The supply of homes for sale decreased to 3.745 million last month. At the current sales rate, that represents a 7.3 months' supply, the highest since October. The median price of an existing home fell 0.3 percent last month from a year ago to $217,000.

Another industry report earlier today showed a measure of home values in 20 metropolitan areas, the S&P/Case-Shiller home- price index, declined 1 percent in February from a year earlier, the biggest price drop since the index started in 2001.

The Commerce Department is forecast to report April 27 that gross domestic product increased at a 1.8 percent annualized pace in the first quarter, matching the smallest gain in four years.

Monthly figures on home resales are compiled from contract closings and may reflect sales agreed upon weeks or months earlier. Unusually warm weather at the end of 2006 helped bring out more house hunters than usual, contributing to a jump in resales in the first two months of 2007. After a January gain, existing home sales rose in February by the most in three years.

Weather Effect

March resales were probably pushed lower because ``the weather was particularly disruptive'' the prior month, said Mike Englund, chief economist at Action Economics LLC in Boulder, Colorado.
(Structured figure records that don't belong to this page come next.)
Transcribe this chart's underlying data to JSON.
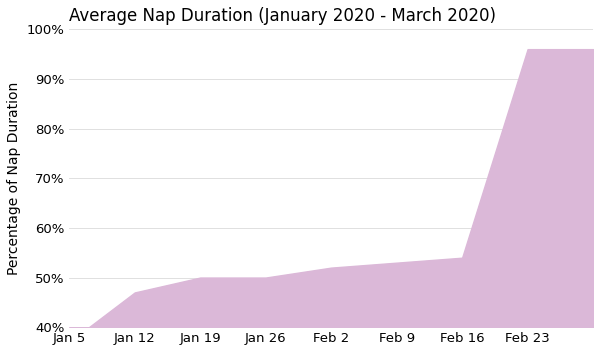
{
  "title": "Average Nap Duration (January 2020 - March 2020)",
  "ylabel": "Percentage of Nap Duration",
  "x_labels": [
    "Jan 5",
    "Jan 12",
    "Jan 19",
    "Jan 26",
    "Feb 2",
    "Feb 9",
    "Feb 16",
    "Feb 23"
  ],
  "x_values": [
    0,
    7,
    14,
    21,
    28,
    35,
    42,
    49
  ],
  "y_values": [
    37,
    47,
    50,
    50,
    52,
    53,
    54,
    96
  ],
  "ylim": [
    40,
    100
  ],
  "xlim_max": 56,
  "fill_color": "#dbb8d8",
  "line_color": "#dbb8d8",
  "background_color": "#ffffff",
  "grid_color": "#e0e0e0",
  "title_fontsize": 12,
  "label_fontsize": 10,
  "tick_fontsize": 9.5
}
New home sales, a more timely barometer because they are recorded when a contract is signed, may reflect improved weather last month. A Commerce Department report tomorrow may show new home sales rose to an annual rate of 890,000 in March from 848,000 in the prior month, according to the median forecast in a Bloomberg survey. Sales of existing homes account for about 85 percent of the U.S. housing market, and new home sales make up the rest.

Defaults by subprime borrowers, or consumers with poor or limited credit histories, will limit sales this year and put more homes back on the market, economists said.
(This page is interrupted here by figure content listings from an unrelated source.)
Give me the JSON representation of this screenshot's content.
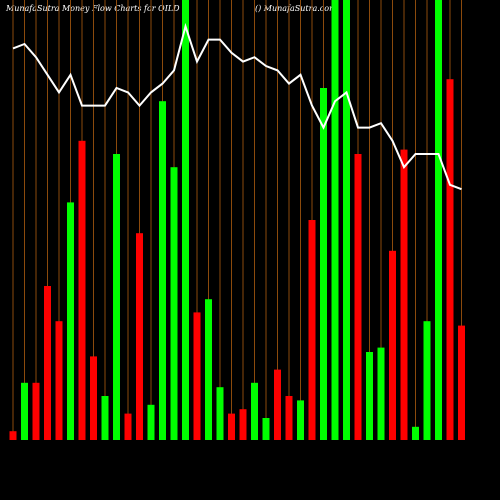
{
  "chart_data": {
    "type": "bar",
    "title": "MunafaSutra  Money Flow  Charts for OILD",
    "subtitle": "() MunafaSutra.com",
    "categories": [
      null,
      null,
      null,
      null,
      null,
      null,
      null,
      null,
      null,
      null,
      null,
      null,
      null,
      null,
      null,
      null,
      null,
      null,
      null,
      null,
      null,
      null,
      null,
      null,
      null,
      null,
      null,
      null,
      null,
      null,
      null,
      null,
      null,
      null,
      null,
      null,
      null,
      null,
      null,
      null
    ],
    "ylim": [
      0,
      100
    ],
    "grid_color": "#8b4a0c",
    "series": [
      {
        "type": "bar",
        "colors": [
          "#ff0000",
          "#00ff00",
          "#ff0000",
          "#ff0000",
          "#ff0000",
          "#00ff00",
          "#ff0000",
          "#ff0000",
          "#00ff00",
          "#00ff00",
          "#ff0000",
          "#ff0000",
          "#00ff00",
          "#00ff00",
          "#00ff00",
          "#00ff00",
          "#ff0000",
          "#00ff00",
          "#00ff00",
          "#ff0000",
          "#ff0000",
          "#00ff00",
          "#00ff00",
          "#ff0000",
          "#ff0000",
          "#00ff00",
          "#ff0000",
          "#00ff00",
          "#00ff00",
          "#00ff00",
          "#ff0000",
          "#00ff00",
          "#00ff00",
          "#ff0000",
          "#ff0000",
          "#00ff00",
          "#00ff00",
          "#00ff00",
          "#ff0000",
          "#ff0000"
        ],
        "values": [
          2,
          13,
          13,
          35,
          27,
          54,
          68,
          19,
          10,
          65,
          6,
          47,
          8,
          77,
          62,
          100,
          29,
          32,
          12,
          6,
          7,
          13,
          5,
          16,
          10,
          9,
          50,
          80,
          100,
          100,
          65,
          20,
          21,
          43,
          66,
          3,
          27,
          100,
          82,
          26
        ]
      },
      {
        "type": "line",
        "color": "#ffffff",
        "values": [
          89,
          90,
          87,
          83,
          79,
          83,
          76,
          76,
          76,
          80,
          79,
          76,
          79,
          81,
          84,
          94,
          86,
          91,
          91,
          88,
          86,
          87,
          85,
          84,
          81,
          83,
          76,
          71,
          77,
          79,
          71,
          71,
          72,
          68,
          62,
          65,
          65,
          65,
          58,
          57
        ]
      }
    ]
  }
}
Foreclosures surged 47 percent last month from a year ago, RealtyTrac Inc. reported last week. The failure or sale of 50 subprime mortgage companies has tightened the supply of money for lending.

Fed Forecast

Fed policy makers, who forecast the economy will expand at a moderate rate as the drag from home-construction diminishes, expect a limited impact. Subprime spillovers ``appear to have been minimal,'' Fed Governor Frederic Mishkin said last week.

``Most borrowers are not likely to face a serious credit constraint,'' Mishkin said in a speech at Bard College in Annandale-on-Hudson, New York. ``The market could be bottoming out.''

Housing starts in March rose for the second consecutive month, Commerce Department data showed. Building permits, a sign of future construction, also increased.

Homebuilders' announcements last week suggested the market remains uneven. NVR Inc., the builder of Ryan Homes, reported that first-quarter profit beat analysts' estimates as orders rose 8 percent. Pulte Homes Inc. said new orders fell 21 percent in the first quarter from a year earlier, and it will report a loss.

D.R. Horton Inc., the second-largest U.S. homebuilder, reported an 85 percent plunge in its fiscal second-quarter profit as sales dropped by more than a quarter and the company had to walk away from options to buy land.

``I don't think the market is stabilizing,'' Chief Executive Officer Donald Tomnitz said on a conference call. ``Clearly our sales are not where we wanted them to be.'' The housing markets in California, Florida and Arizona ``are becoming tougher,'' he said.